The reason to take PrCs instead of giving base classes more class features is mostly that PrCs are right there with a bunch of pre-written class features, so it's sort of a waste of time to go write up a bunch of stuff so that you can get your naturalistic progression from "mage" to "archmage" rather than just accepting that the Wizard is going to go into Mage of the Arcane Order and then Archmage and get some neat tricks if they want to be a generalist caster. I am a strong supporter of bumping PrCs up to full progression so you don't need to make awkward tradeoffs (though, yes, trading spell slots is more balanced, but it is also more work which is sort of the whole point), but mostly "caster PrCs work in a way that is arguably not ideal" is not even in the top 10 things I would want 3.5 houserules to fix.

----------


## Biggus

> Hierophant is usually pretty bad, though it has some uses, usually as a dip very late in a build


Yeah, you generally take Hierophant after you've got 9th-level spells. The advantage of it over Archmage is that you've probably already got all the prerequisites by the time you want to take it.

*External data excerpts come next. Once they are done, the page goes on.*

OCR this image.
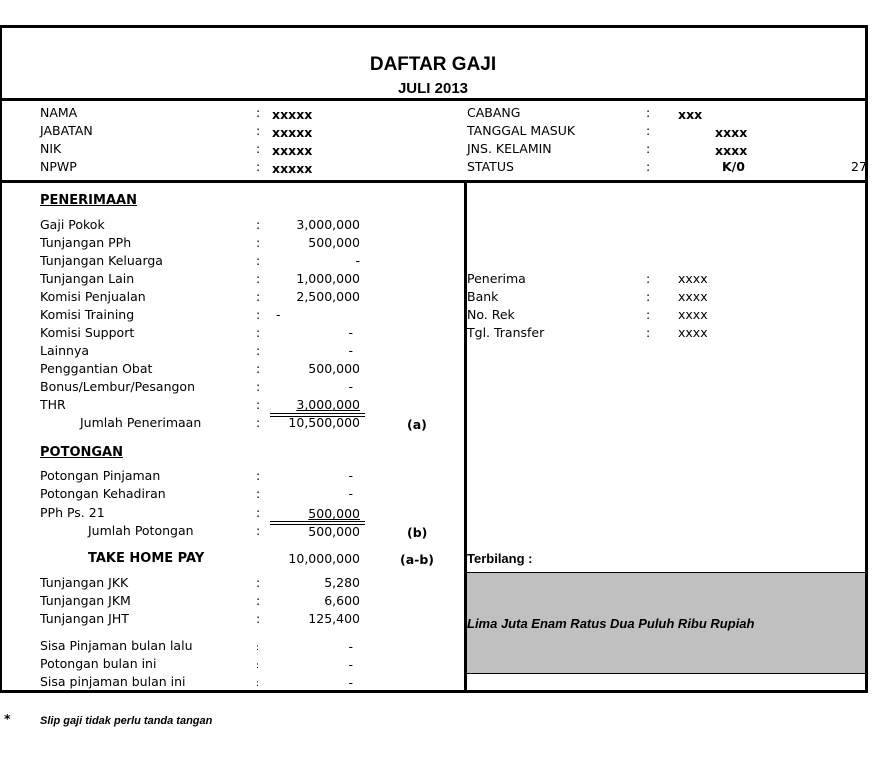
DAFTAR GAJI
JULI 2013
NAMA	: xxxxx
JABATAN	: xxxxx
NIK	: xxxxx
NPWP	: xxxxx
CABANG	: xxx
TANGGAL MASUK	:	xxxx
JNS. KELAMIN	:	xxxx
STATUS	:	K/0	27
PENERIMAAN
Gaji Pokok	:	3,000,000
Tunjangan PPh	:	500,000
Tunjangan Keluarga	:	-
Tunjangan Lain	:	1,000,000
Komisi Penjualan	:	2,500,000
Komisi Training	: -
Komisi Support	:	-
Lainnya	:	-
Penggantian Obat	:	500,000
Bonus/Lembur/Pesangon	:	-
THR	:	3,000,000
Jumlah Penerimaan	:	10,500,000	(a)
POTONGAN
Potongan Pinjaman	:	-
Potongan Kehadiran	:	-
PPh Ps. 21	:	500,000
Jumlah Potongan	:	500,000	(b)
TAKE HOME PAY	10,000,000	(a-b)
Tunjangan JKK	:	5,280
Tunjangan JKM	:	6,600
Tunjangan JHT	:	125,400
Sisa Pinjaman bulan lalu	:	-
Potongan bulan ini	:	-
Sisa pinjaman bulan ini	:	-
Penerima	: xxxx
Bank	: xxxx
No. Rek	: xxxx
Tgl. Transfer	: xxxx
Terbilang :
Lima Juta Enam Ratus Dua Puluh Ribu Rupiah
*	Slip gaji tidak perlu tanda tangan
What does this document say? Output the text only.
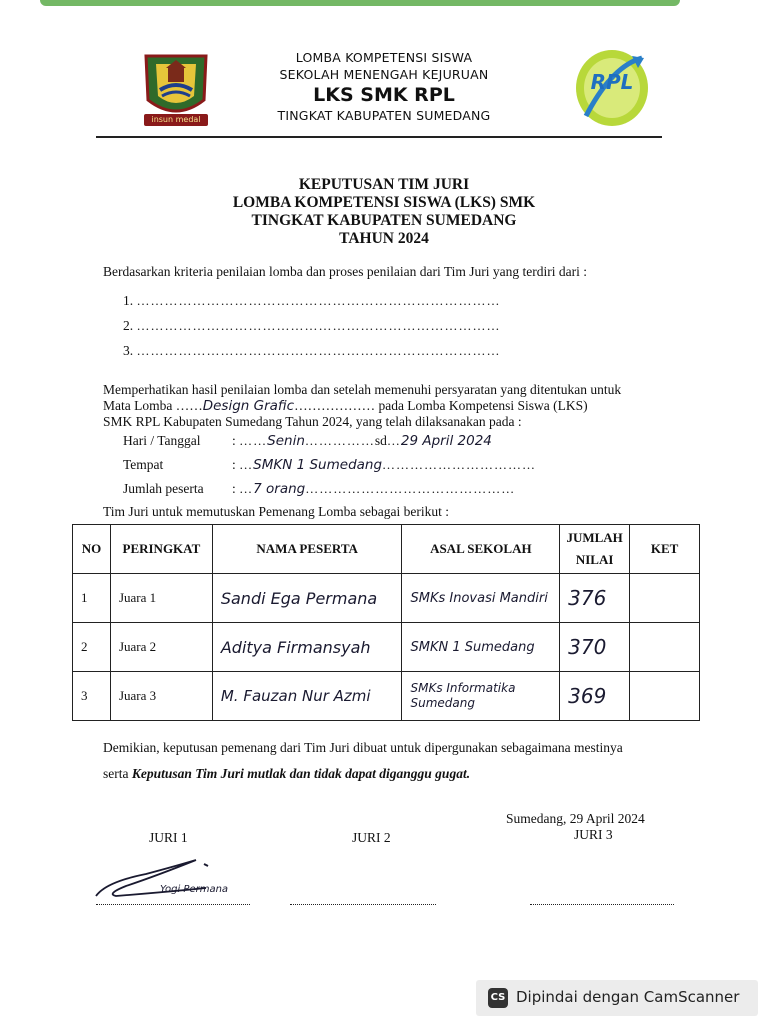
insun medal
RPL
LOMBA KOMPETENSI SISWA
SEKOLAH MENENGAH KEJURUAN
LKS SMK RPL
TINGKAT KABUPATEN SUMEDANG
KEPUTUSAN TIM JURI
LOMBA KOMPETENSI SISWA (LKS) SMK
TINGKAT KABUPATEN SUMEDANG
TAHUN 2024
Berdasarkan kriteria penilaian lomba dan proses penilaian dari Tim Juri yang terdiri dari :
1. ……………………………………………………………………
2. ……………………………………………………………………
3. ……………………………………………………………………
Memperhatikan hasil penilaian lomba dan setelah memenuhi persyaratan yang ditentukan untuk
Mata Lomba ……Design Grafic……………… pada Lomba Kompetensi Siswa (LKS)
SMK RPL Kabupaten Sumedang Tahun 2024, yang telah dilaksanakan pada :
Hari / Tanggal : ……Senin……………sd…29 April 2024
Tempat	: …SMKN 1 Sumedang……………………………
Jumlah peserta : …7 orang………………………………………
Tim Juri untuk memutuskan Pemenang Lomba sebagai berikut :
NO	PERINGKAT	NAMA PESERTA	ASAL SEKOLAH	JUMLAH NILAI	KET
1	Juara 1	Sandi Ega Permana	SMKs Inovasi Mandiri	376	
2	Juara 2	Aditya Firmansyah	SMKN 1 Sumedang	370	
3	Juara 3	M. Fauzan Nur Azmi	SMKs Informatika Sumedang	369	
Demikian, keputusan pemenang dari Tim Juri dibuat untuk dipergunakan sebagaimana mestinya
serta Keputusan Tim Juri mutlak dan tidak dapat diganggu gugat.
Sumedang, 29 April 2024
JURI 1	JURI 2	JURI 3
Yogi Permana
CS Dipindai dengan CamScanner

Also, at epic levels it becomes much better because you no longer have spell progression to lose.

----------


## Coeruleum

> Yeah, you generally take Hierophant after you've got 9th-level spells. The advantage of it over Archmage is that you've probably already got all the prerequisites by the time you want to take it.
> 
> Also, at epic levels it becomes much better because you no longer have spell progression to lose.


Yeah. This was mostly started because I was considering not taking Archmage on a gestalt theurge build because of the prereqs. Like, I literally couldn't take any metamagic feats or any permanent supernatural abilities at all and I'd still have to use my human bonus feat for prereqs. What's the good of paying three feats which I'll never use for metamagic abilities that also cost a spell slot and only affect wizard as opposed to just taking metamagic abilities as a feat and being able to use them on both my classes? Archmage might just be genuinely kind of bad for some theurge builds because of those prereqs. If the "any two spell focus feats" were "any two metamagic feats" it'd be a lot easier to get into but I'd still not consider it much more than a slight upgrade unless you built to blast, just Skill Focus (Spellcraft) would be much less heavy of a feat tax than three feats to trade out your spells for metamagics rather than just taking three metamagic feats. 

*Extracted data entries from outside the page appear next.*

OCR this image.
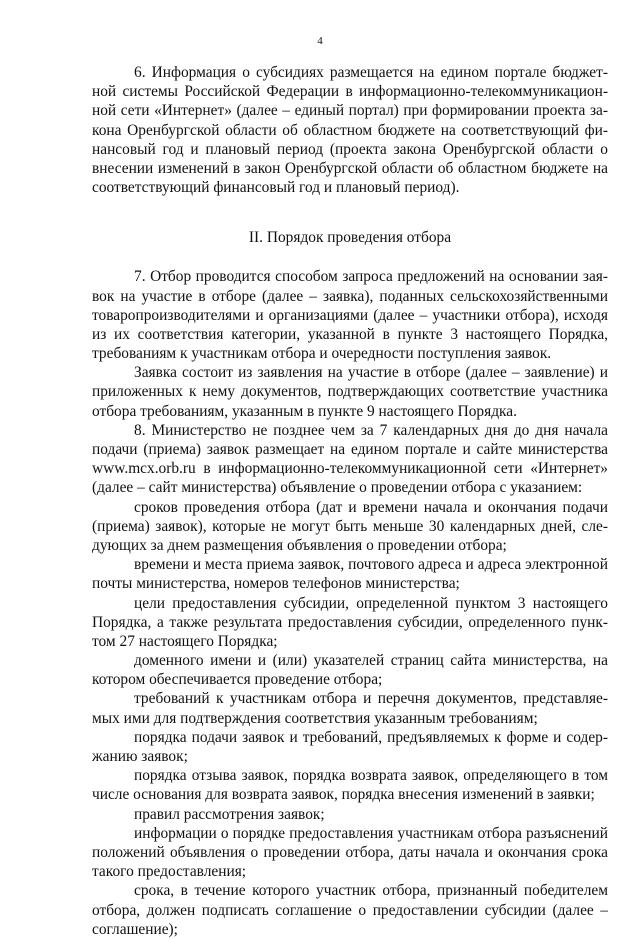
4
6. Информация о субсидиях размещается на едином портале бюджет-
ной системы Российской Федерации в информационно-телекоммуникацион-
ной сети «Интернет» (далее – единый портал) при формировании проекта за-
кона Оренбургской области об областном бюджете на соответствующий фи-
нансовый год и плановый период (проекта закона Оренбургской области о
внесении изменений в закон Оренбургской области об областном бюджете на
соответствующий финансовый год и плановый период).
II. Порядок проведения отбора
7. Отбор проводится способом запроса предложений на основании зая-
вок на участие в отборе (далее – заявка), поданных сельскохозяйственными
товаропроизводителями и организациями (далее – участники отбора), исходя
из их соответствия категории, указанной в пункте 3 настоящего Порядка,
требованиям к участникам отбора и очередности поступления заявок.
Заявка состоит из заявления на участие в отборе (далее – заявление) и
приложенных к нему документов, подтверждающих соответствие участника
отбора требованиям, указанным в пункте 9 настоящего Порядка.
8. Министерство не позднее чем за 7 календарных дня до дня начала
подачи (приема) заявок размещает на едином портале и сайте министерства
www.mcx.orb.ru в информационно-телекоммуникационной сети «Интернет»
(далее – сайт министерства) объявление о проведении отбора с указанием:
сроков проведения отбора (дат и времени начала и окончания подачи
(приема) заявок), которые не могут быть меньше 30 календарных дней, сле-
дующих за днем размещения объявления о проведении отбора;
времени и места приема заявок, почтового адреса и адреса электронной
почты министерства, номеров телефонов министерства;
цели предоставления субсидии, определенной пунктом 3 настоящего
Порядка, а также результата предоставления субсидии, определенного пунк-
том 27 настоящего Порядка;
доменного имени и (или) указателей страниц сайта министерства, на
котором обеспечивается проведение отбора;
требований к участникам отбора и перечня документов, представляе-
мых ими для подтверждения соответствия указанным требованиям;
порядка подачи заявок и требований, предъявляемых к форме и содер-
жанию заявок;
порядка отзыва заявок, порядка возврата заявок, определяющего в том
числе основания для возврата заявок, порядка внесения изменений в заявки;
правил рассмотрения заявок;
информации о порядке предоставления участникам отбора разъяснений
положений объявления о проведении отбора, даты начала и окончания срока
такого предоставления;
срока, в течение которого участник отбора, признанный победителем
отбора, должен подписать соглашение о предоставлении субсидии (далее –
соглашение);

And yeah not losing spell progression once you're epic is great. And some casting builds can probably eat one or maybe rarely even three levels but probably not all five until they're epic since delaying by 3 is the most you can do and still get 9th-level before epic, and you're not trading those for really anything besides more martial abilities.

----------


## Darg

The DMG PRCs were designed to be templates, not taken as is. So it's not really surprising that they suck in general.